Nabooru turned impatiently to him. "Sogolon has issued a ritual challenge to Ganondorf. Now she is listing off the reasons she should replace him, after a fight."

"Fight?" Link's eyes widened. "But…she can't defeat him! She's going to get killed!"

"Shut your mouth, termite," Nabooru snapped. "It's your hide she's trying to save!"

-&-

"I accept your challenge," Ganondorf said to Sogolon, loud enough for the audience to hear, then dropped his voice. "I don't know what you're doing, Milady, but you're only delaying the inevitable."

Sogolon swung her sword in a series of quick circles, switching from hand to hand. It served no strategic value, but these circumstances required a certain amount of grandstanding. The audience roared its approval as Ganondorf acted as if the whole incident were a minor interruption. He lifted the ceremonial sword and charged.

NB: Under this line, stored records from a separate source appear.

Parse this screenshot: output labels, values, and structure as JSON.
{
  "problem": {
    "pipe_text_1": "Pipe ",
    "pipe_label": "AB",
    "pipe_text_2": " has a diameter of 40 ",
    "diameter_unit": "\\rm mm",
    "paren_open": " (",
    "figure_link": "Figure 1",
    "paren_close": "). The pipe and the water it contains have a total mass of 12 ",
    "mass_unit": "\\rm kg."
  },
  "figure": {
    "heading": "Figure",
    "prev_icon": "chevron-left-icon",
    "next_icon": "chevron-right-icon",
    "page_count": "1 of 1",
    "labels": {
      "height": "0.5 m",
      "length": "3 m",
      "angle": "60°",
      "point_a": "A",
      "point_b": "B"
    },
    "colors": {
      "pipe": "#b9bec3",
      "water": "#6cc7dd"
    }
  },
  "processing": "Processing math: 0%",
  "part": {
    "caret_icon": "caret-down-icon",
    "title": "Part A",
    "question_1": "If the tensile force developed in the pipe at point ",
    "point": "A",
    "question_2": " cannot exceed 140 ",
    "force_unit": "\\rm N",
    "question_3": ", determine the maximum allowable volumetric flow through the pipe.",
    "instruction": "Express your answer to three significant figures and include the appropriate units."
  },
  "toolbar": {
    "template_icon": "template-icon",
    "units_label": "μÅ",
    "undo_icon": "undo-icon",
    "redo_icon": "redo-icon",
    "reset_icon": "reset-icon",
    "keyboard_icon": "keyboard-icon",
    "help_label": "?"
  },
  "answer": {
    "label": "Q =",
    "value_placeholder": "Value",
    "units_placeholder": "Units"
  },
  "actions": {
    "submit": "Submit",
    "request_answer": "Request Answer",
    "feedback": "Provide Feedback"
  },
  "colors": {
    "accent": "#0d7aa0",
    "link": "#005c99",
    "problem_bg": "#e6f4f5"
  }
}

Leaping aside, Sogolon made a passing swing at him and rolled away when he stabbed backward. She flipped over in a series of handsprings as he charged her, then stood suddenly and slashed downward. She accomplished nothing more than a paper cut on his face, but the audience – hyped up on adrenaline – cheered the first hit. She darted back and forth as he charged again, trying to draw him and the audience's attention away from Link, yet staying close enough that he wouldn't lose interest. She knew it was only a matter of time before he got frustrated and started using his Triforce piece. Once he unleashed the Triforce of Power, she could count her lifespan in seconds.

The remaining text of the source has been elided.